The comedy — which recently transferred from the nonprofit Rattlestick Theater Company to a commercial run at the Barrow Street Theatre — imagines what life might be like for an employee in the shopping mall that Streisand has in the basement of her palatial Malibu home. Babs does indeed have a basement shopping mall, but no one works there.

"Halfway through, I let the lawyers read it," told Tolins. "There really was no case for someone to sue, but that wouldn't stop someone from suing. And the possibility that it could happen might prevent producers from doing it. But that was actually very liberating when I wrote it, because I thought this is going to be nothing more than a writing sample. So I really wrote it for myself, to be as funny as I could be. It was for me and my friends. I wasn't writing for the marketplace."

Michael Urie
photo by Sandra Coudert
In the end, of course, that's not what happened. When Rattlestick suddenly had a play in their season fall out, the theatre called Tolins. "They sent me an e-mail and we were in rehearsal six weeks later," he remembers. Michael Urie, with whom Tolins has worked on the TV series "Partners," plays the fictional clerk.

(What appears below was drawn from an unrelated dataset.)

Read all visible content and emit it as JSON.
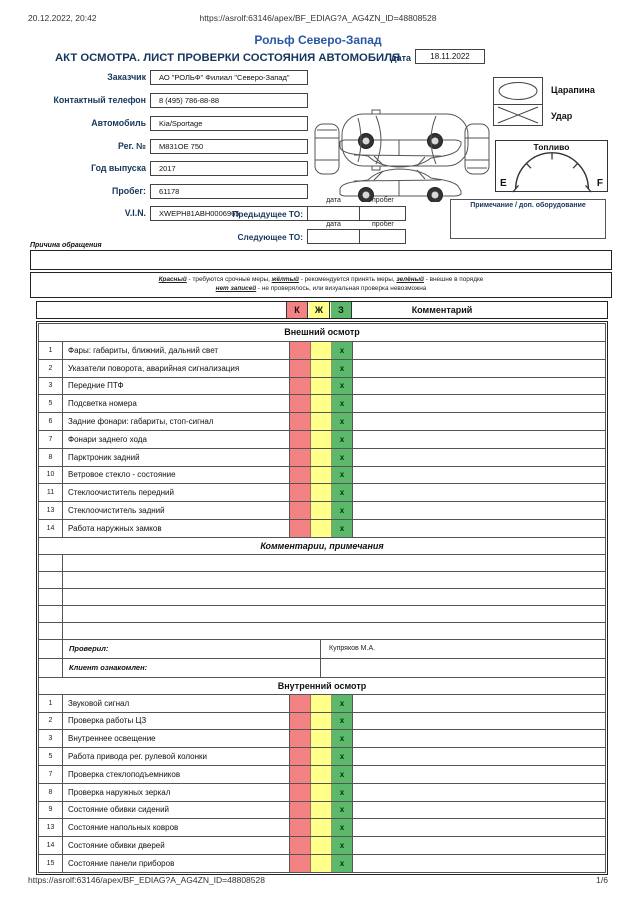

Tolins first got the idea for the play after reading some publicity for "My Passion for Design," a coffee table book about Streisand's home. He noticed — as many did — the odd detail about the personal mall.

"I made a joke to a friend, 'I'd like to meet the guy who works down there.' I then wrote a page and a half essay, a diary of a guy who gets the job. I sent it to the New Yorker, hoping it would get printed as a "Shouts & Murmurs" piece. They said no, but I had a blog at the time and put it online, and a friend of mine — who's actually a talent manager — said this could be a one-man show for a client of mine. I sat down and started writing it."

As glad as Tolins is with the unexpected success, he's still not sure he wants Streisand to see the play. "I'm very happy that much of the press has said that it's a loving portrait of her, because this is not about making fun of Barbra. Even so, I would be scared if she ever came to see it."